すると、ゴブリンの体は急速に水分を失ったかのようにシュルシュルと干からびていく。
みるみるうちに骨と皮だけになり、最後にはそれすらもボロボロ…と崩れて消えてしまった。
「うへえ…死に方キモいな。死体は残らない感じになるのか、何とも不思議な生物だ」
よいしょ、と俺は木から降り、ゴブリンが消えた場所を調べてみた。
棍棒とベタベタした蜜は残ってる。本当にゴブリンの体だけが崩れて消えたという事か。
「この棍棒はもらっておこう。…ん?これは」
棍棒を鹵獲した俺は、地面に落ちていたものをヒョイと拾い上げた。
「豆…」
そう、俺が拾ったのはゴブリンの額から生えていたであろう、あの豆だった。
しかしツノに付いていた時とはサイズが明らかに違う。さっきは小指の先くらいのサイズだったが、今手元にある豆はそら豆くらいの大きさだ。明らかにデカくなっている。何だこりゃ…。
グッとサヤを押してみると、ニュルリと中身が出てきた。
見た目はやっぱり豆だけど、その豆は何だかうっすらと光っているように見える。
そしてその豆を見た時、俺は何故か「めちゃくちゃ美味そう」と強く思っていた。
おかしいよね。産地を考えると絶対に気持ち悪いはずなのに、何故だか俺はその豆を食べたくて仕方がなかった。
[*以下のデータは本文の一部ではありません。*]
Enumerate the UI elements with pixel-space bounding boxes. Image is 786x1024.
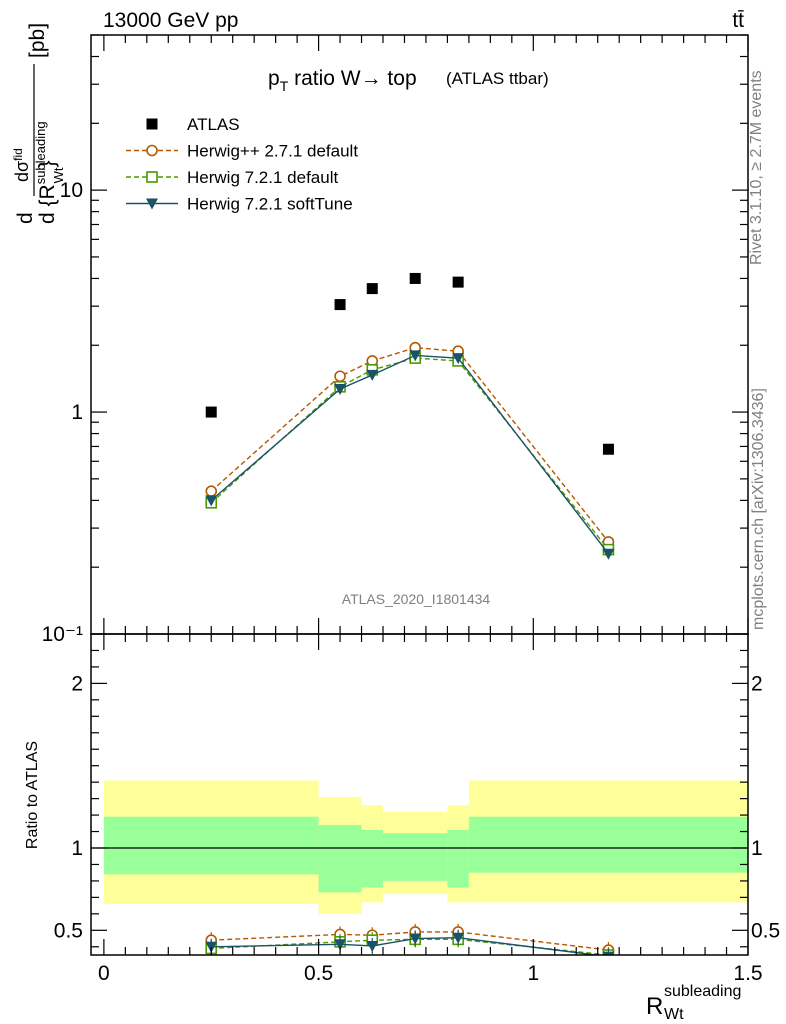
- ratio-point: [409, 933, 422, 945]
- ratio-uncertainty-bands: [91, 780, 748, 914]
- mcplots-label: mcplots.cern.ch [arXiv:1306.3436]: [750, 388, 767, 630]
- x-axis-label-sup: subleading: [664, 983, 741, 1000]
- legend-entry: Herwig++ 2.7.1 default: [187, 142, 358, 161]
- ratio-y-tick-label-right: 1: [751, 837, 763, 860]
- data-point: [602, 548, 615, 560]
- band-inner-segment: [468, 816, 748, 873]
- x-tick-label: 1.5: [733, 962, 762, 985]
- data-point: [205, 495, 218, 507]
- ratio-panel-data: [205, 923, 615, 955]
- legend-entry: Herwig 7.2.1 default: [187, 168, 338, 187]
- analysis-label: ATLAS_2020_I1801434: [342, 591, 491, 607]
- chart-subtitle: (ATLAS ttbar): [446, 69, 549, 88]
- main-y-tick-label: 10⁻¹: [42, 623, 83, 646]
- band-inner-segment: [318, 824, 362, 893]
- main-y-tick-label: 1: [71, 401, 83, 424]
- ratio-point: [602, 951, 615, 955]
- main-panel-data: [205, 272, 615, 560]
- data-point: [366, 283, 378, 295]
- ratio-point: [334, 939, 347, 951]
- main-y-axis-label: d dσfid d {Rsubleading Wt} [pb]: [11, 23, 66, 224]
- ratio-y-tick-label-left: 1: [71, 837, 83, 860]
- legend-marker: [146, 144, 158, 157]
- rivet-label: Rivet 3.1.10, ≥ 2.7M events: [748, 70, 765, 265]
- energy-label: 13000 GeV pp: [103, 9, 238, 32]
- legend-entry: ATLAS: [187, 115, 240, 134]
- ratio-point: [452, 932, 465, 944]
- band-inner-segment: [383, 833, 448, 881]
- svg-text:dσfid: dσfid: [11, 148, 32, 182]
- ratio-point: [366, 940, 379, 952]
- legend: ATLAS Herwig++ 2.7.1 default Herwig 7.2.1 …: [126, 115, 358, 214]
- svg-text:[pb]: [pb]: [26, 23, 49, 58]
- data-point: [409, 272, 421, 284]
- band-inner-segment: [361, 829, 383, 888]
- series-line: [210, 346, 609, 543]
- data-point: [334, 370, 346, 383]
- data-point: [452, 353, 465, 365]
- ratio-line: [211, 931, 609, 951]
- legend-marker: [146, 171, 158, 183]
- legend-entry: Herwig 7.2.1 softTune: [187, 195, 353, 214]
- chart-title: pT ratio W→ top: [268, 67, 417, 94]
- ratio-y-tick-label-left: 0.5: [54, 919, 83, 942]
- x-axis-label-sub: Wt: [664, 1006, 684, 1023]
- x-tick-label: 0: [98, 962, 110, 985]
- data-point: [602, 443, 614, 455]
- ratio-y-tick-label-left: 2: [71, 672, 83, 695]
- series-line: [210, 357, 609, 551]
- x-tick-label: 0.5: [304, 962, 333, 985]
- band-inner-segment: [103, 816, 319, 875]
- axis-ticks: 0 0.5 1 1.5 10⁻¹ 1 10 0.5 0.5 1 1 2 2: [42, 34, 780, 985]
- x-axis-label: R: [646, 993, 663, 1020]
- ratio-panel-frame: [90, 633, 749, 956]
- data-point: [366, 369, 379, 381]
- series-line: [210, 354, 609, 555]
- data-point: [409, 350, 422, 362]
- x-tick-label: 1: [527, 962, 539, 985]
- ratio-y-tick-label-right: 2: [751, 672, 763, 695]
- data-point: [205, 485, 218, 497]
- data-point: [205, 406, 217, 418]
- data-point: [452, 276, 464, 288]
- main-y-tick-label: 10: [60, 179, 83, 202]
- band-inner-segment: [447, 829, 469, 888]
- process-label: tt̄: [732, 9, 744, 32]
- ratio-y-tick-label-right: 0.5: [751, 919, 780, 942]
- data-point: [334, 384, 347, 396]
- legend-marker: [146, 118, 158, 130]
- ratio-y-axis-label: Ratio to ATLAS: [24, 741, 41, 849]
- svg-text:d: d: [14, 212, 37, 224]
- data-point: [334, 299, 346, 311]
- legend-marker: [146, 198, 158, 210]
「ゴクリ…く、食ってみるか。それにこれも植物に分類されるかもしれんし、何かの能力があるかも…」
そんな言い訳じみた事を言いながら、俺は欲求に勝てず光る豆を口に放り込んだ。
「ファッ!?フワアァァ〜〜〜ッ!!!」
何これ、うまあっ!美味い!美味すぎる!!口の中でとろけた程よい甘みが、脳みそに直接刺激を与えるかのようだ。
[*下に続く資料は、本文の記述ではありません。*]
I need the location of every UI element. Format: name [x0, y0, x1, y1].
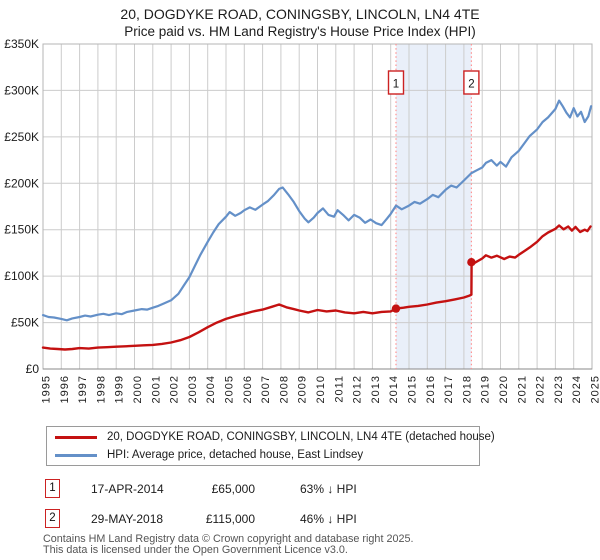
y-axis-tick-label: £250K: [4, 130, 39, 144]
sale-1-date: 17-APR-2014: [91, 482, 164, 496]
sale-flag-2: [463, 70, 480, 95]
x-axis-tick-label: 2023: [553, 375, 565, 403]
x-axis-tick-label: 2008: [278, 375, 290, 403]
x-axis-tick-label: 2009: [297, 375, 309, 403]
sale-1-price: £65,000: [211, 482, 255, 496]
legend-item-price-paid: 20, DOGDYKE ROAD, CONINGSBY, LINCOLN, LN…: [47, 428, 495, 446]
x-axis-tick-label: 1998: [95, 375, 107, 403]
x-axis-tick-label: 2011: [333, 375, 345, 403]
sale-1-number-badge: 1: [45, 479, 60, 498]
sale-2-price: £115,000: [205, 512, 255, 526]
sale-annotation-1: 1 17-APR-2014 £65,000 63% ↓ HPI: [0, 479, 600, 499]
y-axis-tick-label: £50K: [11, 316, 39, 330]
sale-2-date: 29-MAY-2018: [91, 512, 164, 526]
x-axis-tick-label: 2006: [242, 375, 254, 403]
y-axis-tick-label: £300K: [4, 83, 39, 97]
x-axis-tick-label: 2024: [571, 375, 583, 403]
y-axis-tick-label: £350K: [4, 37, 39, 51]
x-axis-tick-label: 2019: [480, 375, 492, 403]
x-axis-tick-label: 2004: [205, 375, 217, 403]
sale-point-1: [391, 304, 401, 313]
x-axis-tick-label: 2021: [516, 375, 528, 403]
sale-flag-label-1: 1: [393, 79, 399, 91]
x-axis-tick-label: 2003: [187, 375, 199, 403]
x-axis-tick-label: 2002: [169, 375, 181, 403]
sale-annotation-2: 2 29-MAY-2018 £115,000 46% ↓ HPI: [0, 509, 600, 529]
legend-item-hpi: HPI: Average price, detached house, East…: [47, 446, 479, 464]
sale-flag-label-2: 2: [468, 79, 474, 91]
legend-box: 20, DOGDYKE ROAD, CONINGSBY, LINCOLN, LN…: [46, 426, 495, 466]
page-subtitle: Price paid vs. HM Land Registry's House …: [124, 24, 476, 39]
sale-flag-1: [387, 70, 405, 95]
price-paid-line: [41, 224, 592, 351]
price-line-swatch: [55, 435, 97, 439]
x-axis-tick-label: 2000: [132, 375, 144, 403]
x-axis-tick-label: 2018: [461, 375, 473, 403]
x-axis-tick-label: 1999: [114, 375, 126, 403]
x-axis-tick-label: 2015: [407, 375, 419, 403]
y-axis-tick-label: £200K: [4, 176, 39, 190]
hpi-line-swatch: [55, 453, 97, 457]
y-axis-tick-label: £0: [26, 362, 40, 376]
x-axis-tick-label: 1997: [77, 375, 89, 403]
x-axis-tick-label: 2017: [443, 375, 455, 403]
legend-label-price-paid: 20, DOGDYKE ROAD, CONINGSBY, LINCOLN, LN…: [107, 431, 495, 443]
license-footer: Contains HM Land Registry data © Crown c…: [43, 534, 583, 555]
sale-point-2: [467, 258, 476, 267]
price-chart-plot: £0 £50K £100K £150K £200K £250K £300K £350K 1995…: [4, 37, 600, 403]
footer-line-2: This data is licensed under the Open Gov…: [43, 543, 348, 556]
sale-2-number-badge: 2: [45, 509, 60, 528]
legend-label-hpi: HPI: Average price, detached house, East…: [107, 449, 364, 461]
x-axis-tick-label: 2016: [425, 375, 437, 403]
x-axis-tick-label: 2001: [150, 375, 162, 403]
x-axis-tick-label: 2025: [590, 375, 600, 403]
sale-1-vs-hpi: 63% ↓ HPI: [300, 482, 357, 496]
page-title: 20, DOGDYKE ROAD, CONINGSBY, LINCOLN, LN…: [120, 6, 480, 22]
x-axis-tick-label: 2005: [224, 375, 236, 403]
sale-2-vs-hpi: 46% ↓ HPI: [300, 512, 357, 526]
x-axis-tick-label: 2007: [260, 375, 272, 403]
x-axis-tick-label: 2020: [498, 375, 510, 403]
x-axis-tick-label: 2014: [388, 375, 400, 403]
x-axis-tick-label: 2013: [370, 375, 382, 403]
hpi-line: [41, 99, 593, 322]
x-axis-tick-label: 1996: [59, 375, 71, 403]
x-axis-tick-label: 2012: [352, 375, 364, 403]
x-axis-tick-label: 1995: [41, 375, 53, 403]
x-axis-tick-label: 2010: [315, 375, 327, 403]
x-axis-tick-label: 2022: [535, 375, 547, 403]
footer-line-1: Contains HM Land Registry data © Crown c…: [43, 533, 414, 545]
y-axis-tick-label: £150K: [4, 223, 39, 237]
y-axis-tick-label: £100K: [4, 269, 39, 283]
すごい、すごいよゴブリンさん!これからは好物を聞かれたら「ゴブリンのお豆です」って答えるしか無いよ!
しかもあの小ささでなかなかの満腹感。あの美味さで腹持ちも良いとは、まさに仙豆のいいとこ取り。スーパーフードだ。
「これはゴブリンの時代来たな…。よし、これからはゴブリンを見かけたら速攻で狩ろう」
お豆のためならゴブ・即・斬。俺は冷酷な殺ゴブ鬼にもなりましょう。そう決めました。
「あっそうだ!あのゴブ豆生やせるかな?生やせたら最高なんだけど」
俺は今食べた豆を頭から生やすべくムムムと念じたが、頭からは何も生えてこなかった。
「くっ…何も生えない。くそう、食べ放題かと思ったのに!…という事は、あの豆は植物じゃなかったって事か。えっ、じゃああの豆は一体…」
あれはゴブリンの“何か”だったという事か。その事実に思い至り少しだけ気分が悪くなったが、それはそれ。あの味を忘れられるわけがないのだ。
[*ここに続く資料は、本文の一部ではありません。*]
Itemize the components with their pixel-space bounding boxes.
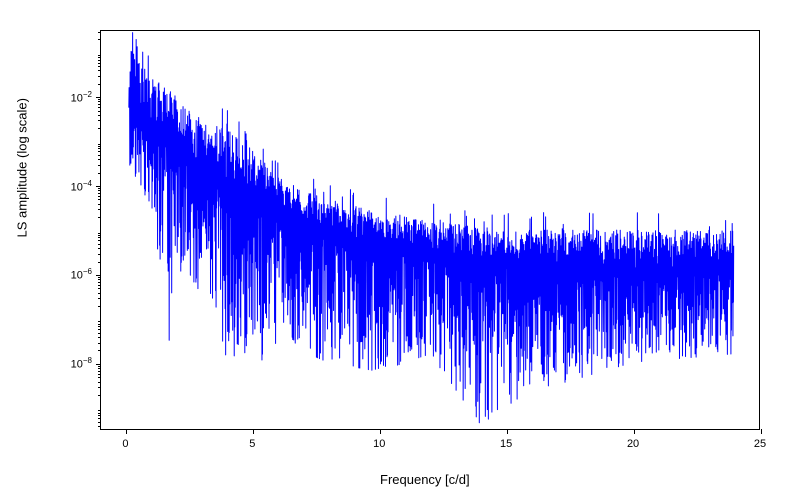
y-tick-minor (98, 115, 101, 116)
y-tick-minor (98, 244, 101, 245)
y-tick-minor (98, 237, 101, 238)
y-tick-minor (98, 120, 101, 121)
y-tick-minor (98, 254, 101, 255)
y-tick-minor (98, 60, 101, 61)
plot-area (100, 30, 760, 430)
y-tick-label: 10−2 (71, 90, 92, 105)
y-tick-minor (98, 282, 101, 283)
y-tick-minor (98, 324, 101, 325)
x-tick-label: 20 (627, 438, 639, 450)
y-tick-minor (98, 173, 101, 174)
y-tick-minor (98, 190, 101, 191)
y-tick-minor (98, 209, 101, 210)
y-tick-minor (98, 199, 101, 200)
y-tick-minor (98, 99, 101, 100)
y-tick-minor (98, 39, 101, 40)
y-tick-minor (98, 148, 101, 149)
y-tick-minor (98, 233, 101, 234)
x-tick-label: 5 (249, 438, 255, 450)
y-tick-minor (98, 395, 101, 396)
x-tick-label: 10 (373, 438, 385, 450)
y-tick-minor (98, 235, 101, 236)
y-tick-minor (98, 101, 101, 102)
y-tick-minor (98, 418, 101, 419)
y-tick-minor (98, 387, 101, 388)
y-tick-minor (98, 350, 101, 351)
y-tick-label: 10−6 (71, 267, 92, 282)
y-tick-label: 10−8 (71, 356, 92, 371)
y-tick-minor (98, 104, 101, 105)
y-tick-minor (98, 70, 101, 71)
y-tick-minor (98, 277, 101, 278)
y-tick-minor (98, 193, 101, 194)
y-tick (96, 275, 101, 276)
y-tick-minor (98, 76, 101, 77)
y-tick-minor (98, 410, 101, 411)
y-tick-minor (98, 288, 101, 289)
y-tick-minor (98, 298, 101, 299)
y-axis-label: LS amplitude (log scale) (15, 98, 30, 237)
y-tick-minor (98, 155, 101, 156)
y-tick-minor (98, 248, 101, 249)
y-tick-minor (98, 128, 101, 129)
y-tick-minor (98, 165, 101, 166)
y-tick-label: 10−4 (71, 179, 92, 194)
y-tick (96, 364, 101, 365)
y-tick-minor (98, 333, 101, 334)
y-tick-minor (98, 368, 101, 369)
x-axis-label: Frequency [c/d] (380, 472, 470, 487)
x-tick-label: 0 (122, 438, 128, 450)
y-tick-minor (98, 337, 101, 338)
y-tick-minor (98, 262, 101, 263)
y-tick-minor (98, 240, 101, 241)
y-tick-minor (98, 144, 101, 145)
y-tick-minor (98, 422, 101, 423)
y-tick-minor (98, 57, 101, 58)
y-tick-minor (98, 366, 101, 367)
y-tick-minor (98, 84, 101, 85)
y-tick-minor (98, 293, 101, 294)
chart-container (100, 30, 760, 430)
y-tick-minor (98, 285, 101, 286)
y-tick-minor (98, 326, 101, 327)
spectrum-line (101, 31, 759, 429)
y-tick-minor (98, 159, 101, 160)
y-tick-minor (98, 111, 101, 112)
y-tick-minor (98, 66, 101, 67)
x-tick (126, 429, 127, 434)
x-tick-label: 15 (500, 438, 512, 450)
y-tick-minor (98, 279, 101, 280)
y-tick-minor (98, 329, 101, 330)
x-tick (634, 429, 635, 434)
y-tick-minor (98, 415, 101, 416)
y-tick-minor (98, 151, 101, 152)
y-tick-minor (98, 188, 101, 189)
y-tick-minor (98, 377, 101, 378)
y-tick-minor (98, 343, 101, 344)
y-tick-minor (98, 63, 101, 64)
y-tick-minor (98, 196, 101, 197)
x-tick (507, 429, 508, 434)
y-tick-minor (98, 204, 101, 205)
y-tick-minor (98, 306, 101, 307)
y-tick (96, 186, 101, 187)
y-tick-minor (98, 371, 101, 372)
x-tick (380, 429, 381, 434)
x-tick (761, 429, 762, 434)
y-tick-minor (98, 32, 101, 33)
x-tick-label: 25 (754, 438, 766, 450)
y-tick-minor (98, 413, 101, 414)
y-tick-minor (98, 382, 101, 383)
y-tick-minor (98, 107, 101, 108)
y-tick-minor (98, 374, 101, 375)
x-tick (253, 429, 254, 434)
y-tick-minor (98, 55, 101, 56)
y-tick-minor (98, 146, 101, 147)
y-tick (96, 97, 101, 98)
y-tick-minor (98, 217, 101, 218)
y-tick-minor (98, 321, 101, 322)
y-tick-minor (98, 426, 101, 427)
「とにかく味も腹持ちも最高なあの豆は食料として優秀だな。ゴブリンは見つけ次第殺すとして、豆がある程度集まったら塔を目指そう」
懸念していた食料問題はこれで解決だ。そこらの草だけじゃさすがに飽きるし、カロリー的な不安もあったからな。
「うーむ、しかしやっぱり毒やら麻痺やらは欲しい。ゴブリンを殺す手段を充実させたい」
その時にはすでに、ゴブリンという生き物を殺す事への忌避感は無くなっていた。そんな微妙な変化に正義が気付くことは無かった。